Adhalin, the 50 kDa dystrophn-associated glycoprotein, is deficient in skeletal muscle of patients having severe childhood autosomal recessive muscular dystrophy (SCARMD). In several North African families, SCARMD has been linked to chromosome 13q, but SCARMD has been excluded from linkage to this locus in other families.
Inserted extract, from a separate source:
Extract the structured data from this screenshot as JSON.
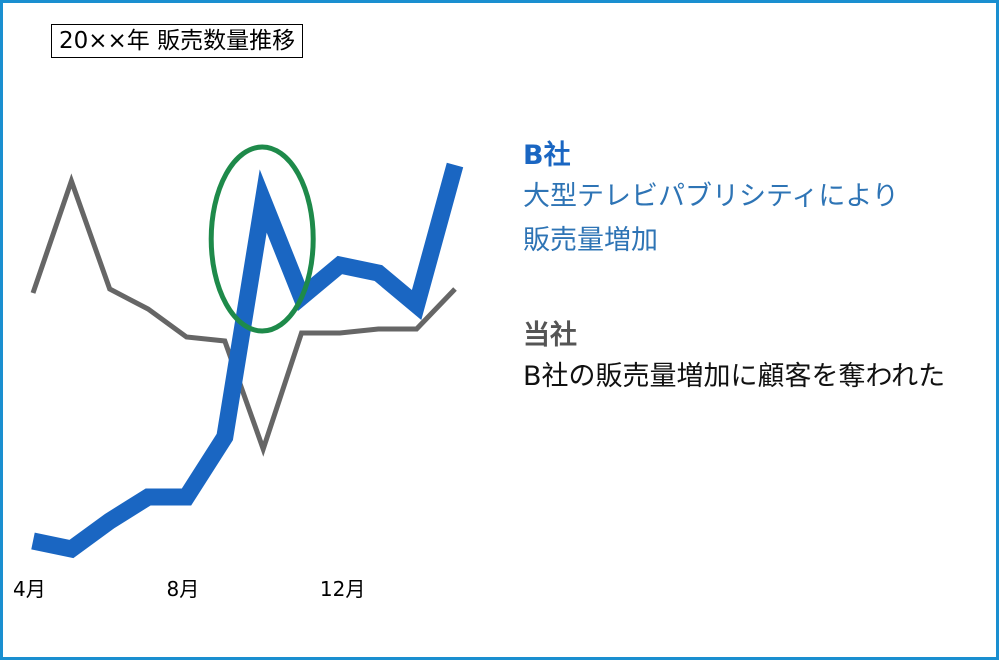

We have now cloned human adhalin cDNA and mapped the adhalin gene to chromosome 17q12-q21.33, excluding it from involvement in 13q-linked SCARMD. However, one allelic variant of a polymorphic microsatellite located within intron 6 of the adhalin gene cosegregated perfectly with the disease phenotype in a large family. Furthermore, missense mutations were identified within the adhalin gene that might cause SCARMD in this family. Thus, the adhalin gene is involved in at least one form of autosomal recessive muscular dystrophy.